The constant remembrance of God that is scientific and Christian is something more than the mere thinking about Him; it is the recognition of His supremacy in the hour of our temptation to be sick or sinful; the remembrance that God's kingdom is within us and is not shared with either sin or sickness. Constantly to bear in mind the utter impossibility of such an anomaly as a good God and bad man, or that effects are not governed by their cause, will nullify the claim that the divine order is reversed, and unfold to human consciousness the co-existence of perfect Principle and idea as constituting the totality of being.

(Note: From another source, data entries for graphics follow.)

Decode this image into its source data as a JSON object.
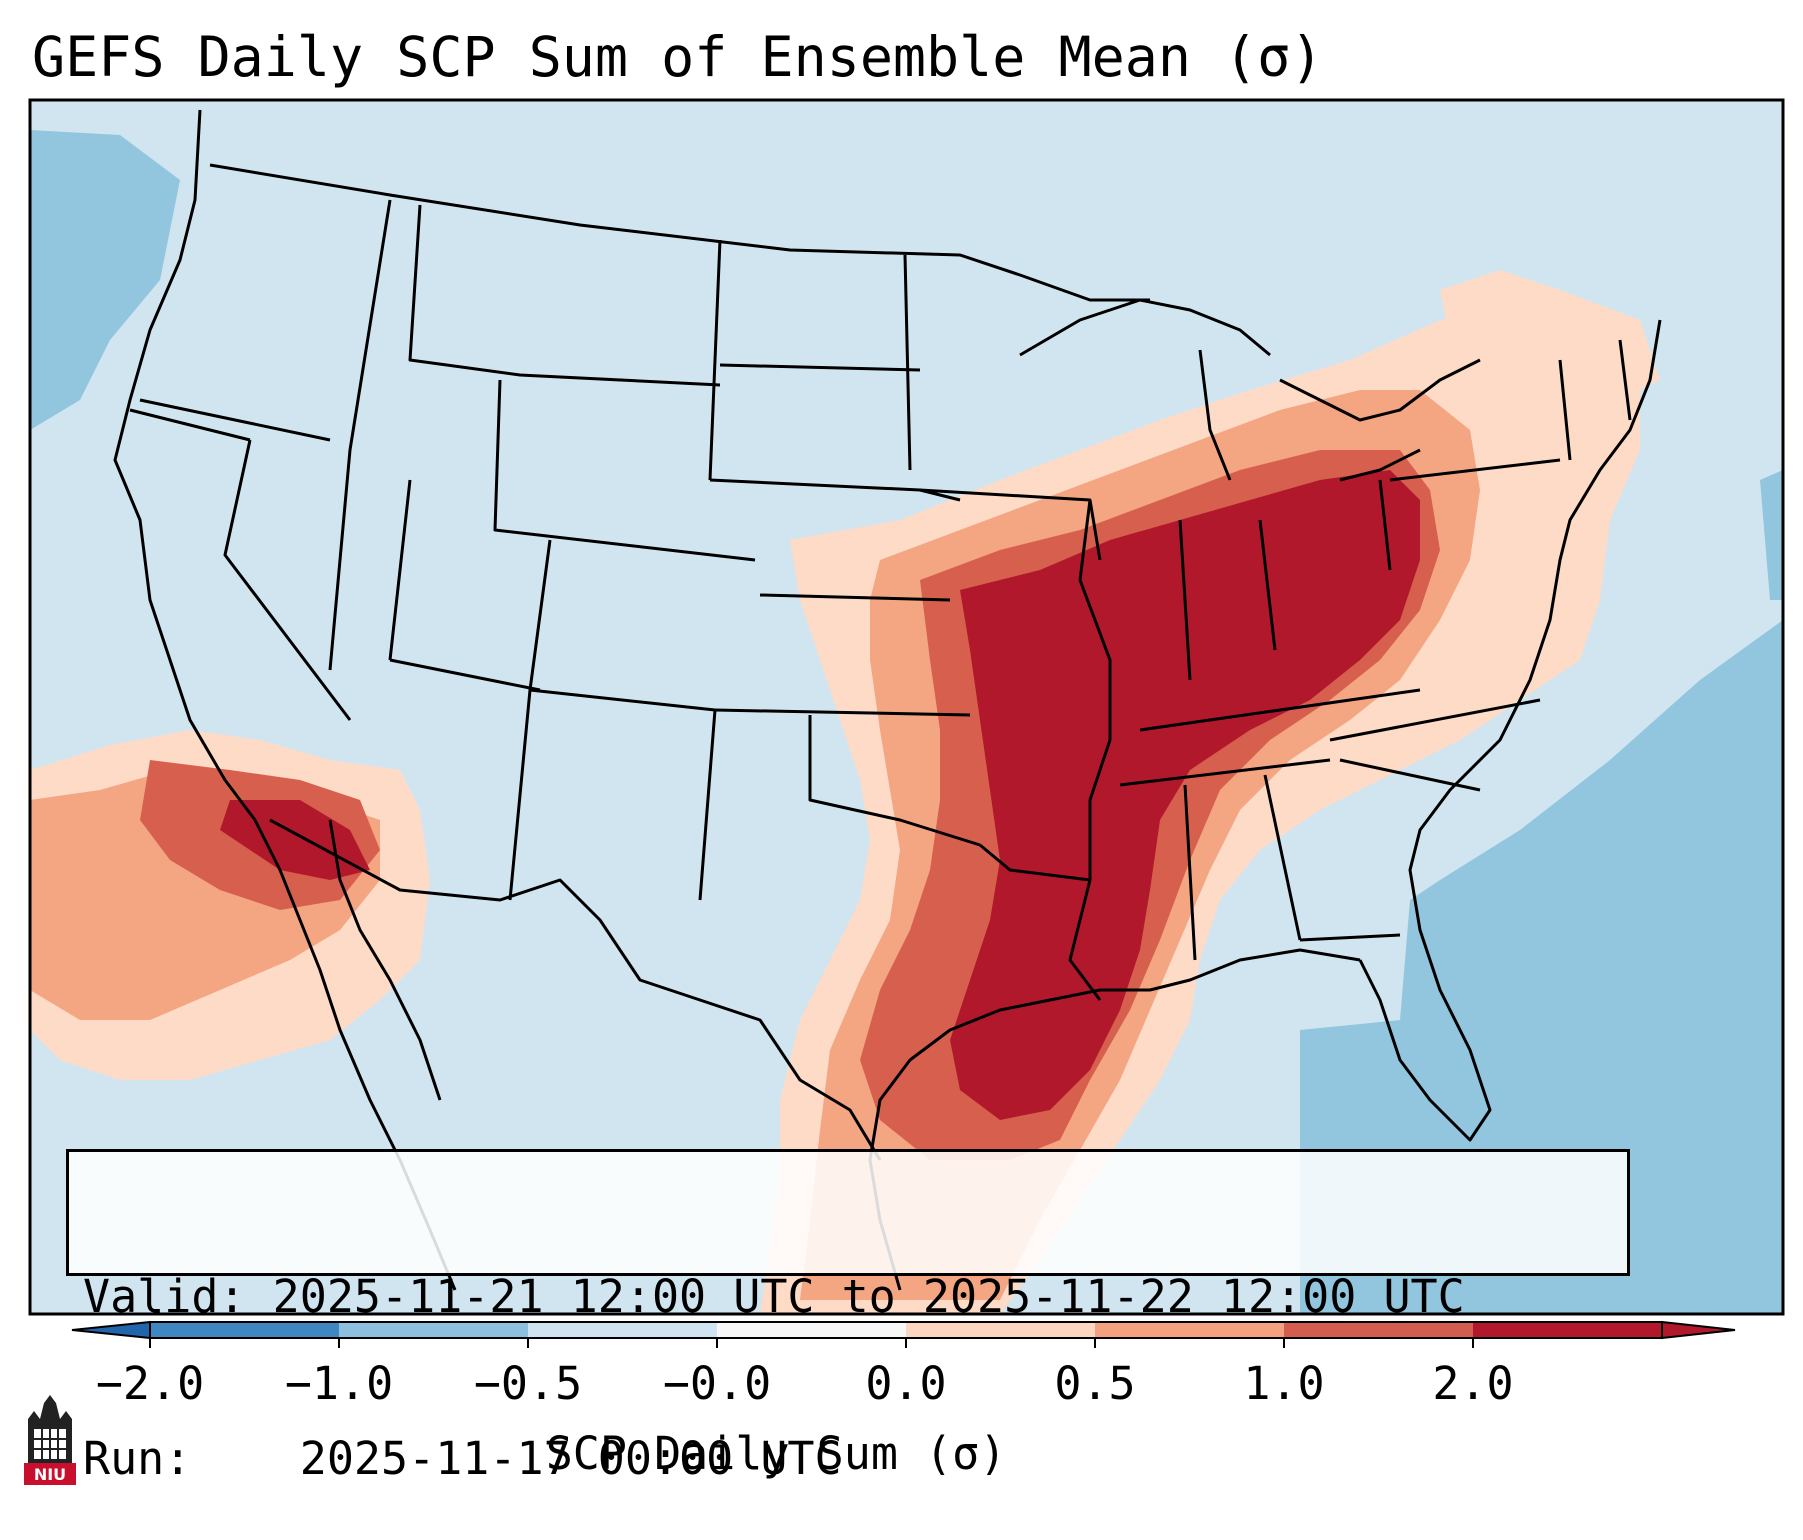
{
  "title": "GEFS Daily SCP Sum of Ensemble Mean (σ)",
  "info": {
    "valid_label": "Valid:",
    "valid_value": "2025-11-21 12:00 UTC to 2025-11-22 12:00 UTC",
    "run_label": "Run:",
    "run_value": "2025-11-17 00:00 UTC"
  },
  "colorbar": {
    "label": "SCP Daily Sum (σ)",
    "ticks": [
      "−2.0",
      "−1.0",
      "−0.5",
      "−0.0",
      "0.0",
      "0.5",
      "1.0",
      "2.0"
    ],
    "colors": [
      "#3f87c0",
      "#8cc0de",
      "#cfe4f0",
      "#f7f7f7",
      "#fcd6c1",
      "#f3a17f",
      "#d35d4f",
      "#b2182b"
    ],
    "extend": "both"
  },
  "map_legend": {
    "neutral": "#d1e5f0",
    "weak_low": "#92c5de",
    "weak_high": "#fddbc7",
    "moderate": "#f4a582",
    "high": "#d6604d",
    "very_high": "#b2182b"
  },
  "logo": {
    "text": "NIU",
    "color": "#c8102e"
  }
}
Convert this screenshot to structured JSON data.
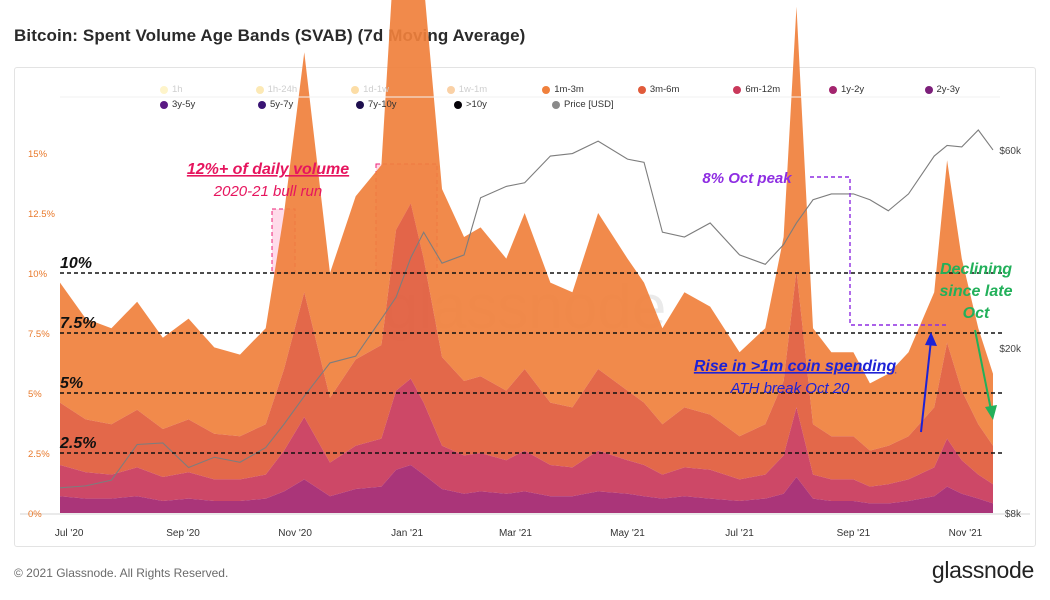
{
  "page": {
    "title": "Bitcoin: Spent Volume Age Bands (SVAB) (7d Moving Average)",
    "copyright": "© 2021 Glassnode. All Rights Reserved.",
    "logo": "glassnode",
    "watermark": "glassnode"
  },
  "legend": {
    "items": [
      {
        "label": "1h",
        "color": "#fde68a",
        "faded": true
      },
      {
        "label": "1h-24h",
        "color": "#f8cf5a",
        "faded": true
      },
      {
        "label": "1d-1w",
        "color": "#f8b43a",
        "faded": true
      },
      {
        "label": "1w-1m",
        "color": "#f59a3a",
        "faded": true
      },
      {
        "label": "1m-3m",
        "color": "#f0803c",
        "faded": false
      },
      {
        "label": "3m-6m",
        "color": "#e15b3b",
        "faded": false
      },
      {
        "label": "6m-12m",
        "color": "#c9385a",
        "faded": false
      },
      {
        "label": "1y-2y",
        "color": "#a3246e",
        "faded": false
      },
      {
        "label": "2y-3y",
        "color": "#7c1f7a",
        "faded": false
      },
      {
        "label": "3y-5y",
        "color": "#5b1a84",
        "faded": false
      },
      {
        "label": "5y-7y",
        "color": "#3a1474",
        "faded": false
      },
      {
        "label": "7y-10y",
        "color": "#1e0f4e",
        "faded": false
      },
      {
        "label": ">10y",
        "color": "#050208",
        "faded": false
      },
      {
        "label": "Price [USD]",
        "color": "#8a8a8a",
        "faded": false
      }
    ]
  },
  "chart_data": {
    "type": "area",
    "title": "Bitcoin: Spent Volume Age Bands (SVAB) (7d Moving Average)",
    "x": [
      "2020-06-26",
      "2020-07-10",
      "2020-07-24",
      "2020-08-07",
      "2020-08-21",
      "2020-09-04",
      "2020-09-18",
      "2020-10-02",
      "2020-10-16",
      "2020-10-26",
      "2020-11-06",
      "2020-11-20",
      "2020-12-04",
      "2020-12-18",
      "2020-12-26",
      "2021-01-03",
      "2021-01-10",
      "2021-01-20",
      "2021-02-01",
      "2021-02-10",
      "2021-02-24",
      "2021-03-06",
      "2021-03-20",
      "2021-04-01",
      "2021-04-15",
      "2021-05-01",
      "2021-05-10",
      "2021-05-20",
      "2021-06-01",
      "2021-06-15",
      "2021-07-01",
      "2021-07-15",
      "2021-07-25",
      "2021-08-01",
      "2021-08-10",
      "2021-08-20",
      "2021-09-01",
      "2021-09-10",
      "2021-09-20",
      "2021-10-01",
      "2021-10-15",
      "2021-10-22",
      "2021-10-30",
      "2021-11-08",
      "2021-11-16"
    ],
    "x_ticks": [
      "Jul '20",
      "Sep '20",
      "Nov '20",
      "Jan '21",
      "Mar '21",
      "May '21",
      "Jul '21",
      "Sep '21",
      "Nov '21"
    ],
    "y_left": {
      "unit": "%",
      "ticks": [
        "0%",
        "2.5%",
        "5%",
        "7.5%",
        "10%",
        "12.5%",
        "15%"
      ],
      "range": [
        0,
        16
      ]
    },
    "y_right": {
      "scale": "log",
      "ticks": [
        "$8k",
        "$20k",
        "$60k"
      ],
      "range": [
        8000,
        70000
      ]
    },
    "series": [
      {
        "name": "1m-3m",
        "values": [
          5.0,
          4.2,
          4.0,
          4.5,
          3.8,
          4.2,
          3.6,
          3.4,
          4.0,
          6.5,
          10.0,
          5.2,
          6.8,
          7.5,
          12.8,
          14.0,
          11.5,
          7.0,
          6.0,
          6.2,
          5.5,
          6.5,
          5.0,
          4.8,
          6.5,
          5.5,
          5.0,
          4.0,
          4.8,
          4.5,
          3.5,
          4.0,
          6.0,
          11.0,
          4.0,
          3.5,
          3.5,
          2.8,
          3.0,
          3.5,
          4.8,
          7.6,
          5.5,
          4.0,
          3.0
        ]
      },
      {
        "name": "3m-6m",
        "values": [
          2.6,
          2.2,
          2.1,
          2.4,
          2.0,
          2.2,
          1.9,
          1.8,
          2.1,
          3.4,
          5.2,
          2.7,
          3.6,
          3.9,
          6.7,
          7.3,
          6.0,
          3.7,
          3.1,
          3.2,
          2.9,
          3.4,
          2.6,
          2.5,
          3.4,
          2.9,
          2.6,
          2.1,
          2.5,
          2.3,
          1.8,
          2.1,
          3.1,
          5.7,
          2.1,
          1.8,
          1.8,
          1.5,
          1.6,
          1.8,
          2.5,
          4.0,
          2.9,
          2.1,
          1.6
        ]
      },
      {
        "name": "6m-12m",
        "values": [
          1.3,
          1.1,
          1.0,
          1.2,
          1.0,
          1.1,
          0.9,
          0.9,
          1.0,
          1.7,
          2.6,
          1.4,
          1.8,
          2.0,
          3.3,
          3.6,
          3.0,
          1.8,
          1.6,
          1.6,
          1.4,
          1.7,
          1.3,
          1.2,
          1.7,
          1.4,
          1.3,
          1.0,
          1.2,
          1.2,
          0.9,
          1.0,
          1.6,
          2.9,
          1.0,
          0.9,
          0.9,
          0.7,
          0.8,
          0.9,
          1.2,
          2.0,
          1.4,
          1.0,
          0.8
        ]
      },
      {
        "name": "1y-2y",
        "values": [
          0.7,
          0.6,
          0.6,
          0.7,
          0.5,
          0.6,
          0.5,
          0.5,
          0.6,
          0.9,
          1.4,
          0.7,
          1.0,
          1.1,
          1.8,
          2.0,
          1.6,
          1.0,
          0.8,
          0.9,
          0.8,
          0.9,
          0.7,
          0.7,
          0.9,
          0.8,
          0.7,
          0.6,
          0.7,
          0.6,
          0.5,
          0.6,
          0.8,
          1.5,
          0.6,
          0.5,
          0.5,
          0.4,
          0.4,
          0.5,
          0.7,
          1.1,
          0.8,
          0.6,
          0.4
        ]
      },
      {
        "name": "Price [USD]",
        "values": [
          9200,
          9300,
          9600,
          11700,
          11800,
          10300,
          10900,
          10600,
          11500,
          13100,
          15300,
          18400,
          19100,
          23500,
          26500,
          33000,
          38000,
          32000,
          33500,
          46000,
          49000,
          50000,
          58000,
          58800,
          63000,
          57000,
          56000,
          38000,
          37000,
          40000,
          33500,
          31800,
          35500,
          40000,
          45500,
          47000,
          47000,
          45500,
          42800,
          47000,
          58000,
          61500,
          61000,
          67000,
          60000
        ]
      }
    ],
    "reference_lines": [
      {
        "label": "10%",
        "value": 10
      },
      {
        "label": "7.5%",
        "value": 7.5
      },
      {
        "label": "5%",
        "value": 5
      },
      {
        "label": "2.5%",
        "value": 2.5
      }
    ]
  },
  "annotations": {
    "volume_title": "12%+ of daily volume",
    "volume_sub": "2020-21 bull run",
    "oct_peak": "8% Oct peak",
    "rise_title": "Rise in >1m coin spending",
    "rise_sub": "ATH break Oct 20",
    "declining_l1": "Declining",
    "declining_l2": "since late",
    "declining_l3": "Oct"
  }
}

To him who holds the sense of a personal or corporeal Deity it may seem impracticable to retain God constantly in thought, for it would be as hard to be always mindful of a personal God as a personal man. To such concepts the divine ever-presence and omniscience can mean little more than a sort of extended telepathy. But when we realize that God is universal, infinite good, Life, Truth, Love, the divine Principle that is infinitely more than person; when we remember that He is the Principle which is manifest in honesty, gentleness, goodness, loyalty, kindness, and love, we can understand how a constant remembrance of God is possible in every walk and work of human life. The merchant who is honest and upright in his dealings, who feels that he is buying and selling with brothers and not with competitors; or the working man who keeps his thought kindly and pure in the midst of his toil, with every condition and experience in which men and women are placed, they are remembering God in the proportion of their Godlikeness in thought and act.

Man's only safeguard from evil is the fact of good, the all-inclusiveness of divine Principle and idea. But we must be ever mindful of this fact to realize its protection. Our daily struggle with the world, the flesh, and all the subtleties of evil, should keep us awake and watchful lest we forget, even for a moment, that God is All in all.